人間は自然にある食べ物をあるががままに取り入れていれば、その恩恵を受けて元気に過ごせます。ところが、自然には存在しない、人間が自らの都合で作り出したもので、しかも人間の生理機能では分解できないものが世の中にあふれています。ざっくりいうとプラスチィックとほぼ同じように石油から化学的に作られたものです。それらを口にすることは、長い目で見ると私たちの身体を汚染することになるでしょう。自然環境と同じですね。
どこかのコピーではないですが、「やがては命に変わるもの」、人間は肉や野菜といった自然の命を食べ、それを自分自身の命に変えて生きています。マクロビオティックの「身土不二」という言葉は、身体(命)と土(環境)は不二(分けられない)という意味。つまり人間は、その土地の食べ物を自然のままいただくから、元気に生きられるのです。そして、自然界に存在しないものを摂ることで、身体をこわすケースが現実的に起こっています。
食品添加物の種類は多く、大きく分けて、指定添加物、既存添加物、天然香料、一般飲食物の4つがあり、その種類はなんと1500種以上にもなります。そのうち463種が指定添加物に当たりますが、これほどに自然由来でない添加物が認可されている国はめずらしい。当然、国が定めた基準によって使われますが、問題は私たちが身体に取り込んでいる量です。平均すると1年で国民1人あたり6kgといわれています。
食品添加物のメリットはそもそも食中毒の予防でしたが、最近は低コストで味と香りと食品の安定性をはかる目的で多方面に使われています。戦後、傷んだ素材に保存料を添加し、美味しくない素材にうま味調味料を加えれば、大量に、早く、安く、食品を生産できました。餓えをしのぐという点では大いに役目を果たしてくれましたが、飽食の時代である今は、量より質に気を使うべきです。
また、食品添加物といっても、危険性の高いものから自然に近いものまでさまざまです。かつて使われていたものが今では使用禁止になっていることもありますから、安全だと今いわれていても、今後発がん性が認められるようなケースがないとはいえません。
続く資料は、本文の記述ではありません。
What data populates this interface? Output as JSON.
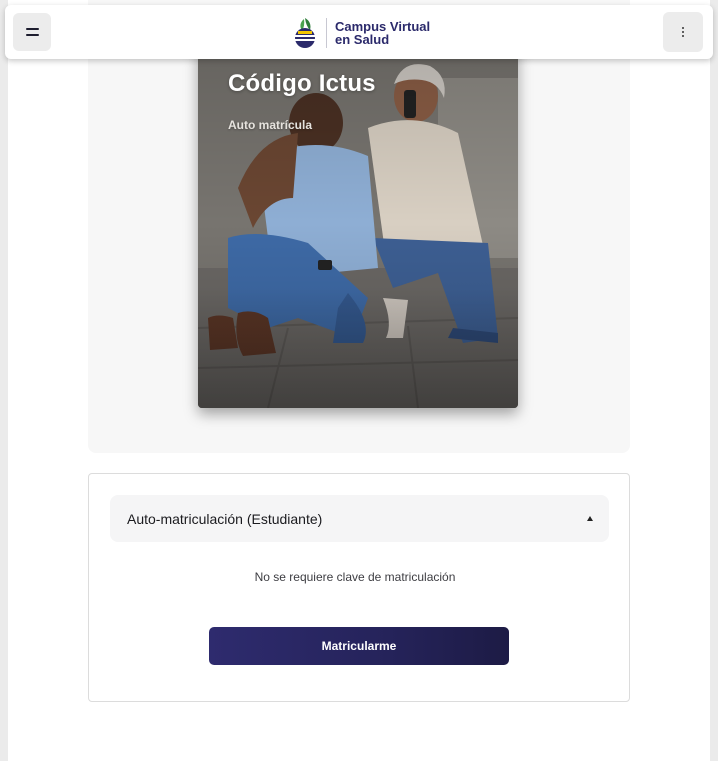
{
  "header": {
    "logo_line1": "Campus Virtual",
    "logo_line2": "en Salud",
    "menu_icon": "hamburger-icon",
    "more_icon": "more-vertical-icon"
  },
  "course": {
    "title": "Código Ictus",
    "subtitle": "Auto matrícula"
  },
  "enrolment": {
    "method_title": "Auto-matriculación (Estudiante)",
    "note": "No se requiere clave de matriculación",
    "button_label": "Matricularme",
    "expanded": true
  },
  "colors": {
    "brand_navy": "#2b2a6b",
    "button_start": "#2e2b6e",
    "button_end": "#1d1b45"
  }
}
自然界の動物は、お母さんが食べて安全だとわかっているものを子供に与えるものですが、人間は安全性がわからないものでも子供に食べさせてしまうというのは皮肉な話です。
今年の4月から食品表示法が変わり、原材料欄で添加物をわけてを表記することが義務化されました。原材料を見ればどれが添加物かわかりますから、まずは目で確かめるようにしましょう。ただ、日本では有機添加物を有機だと表記できないため、安全性を確かめるのが難しいこともあります。その場合は有機JASマークを見るのも手です。
食品を選ぶときは、本来必要な材料だけで作られているかを見ると良いでしょう。たとえば醤油は、大豆と小麦と塩があれば作れます。目で見るだけでなく、食べたときに自分の身体に耳を傾けて、身体が喜んでいるかどうかに思いをはせることも大切ですね。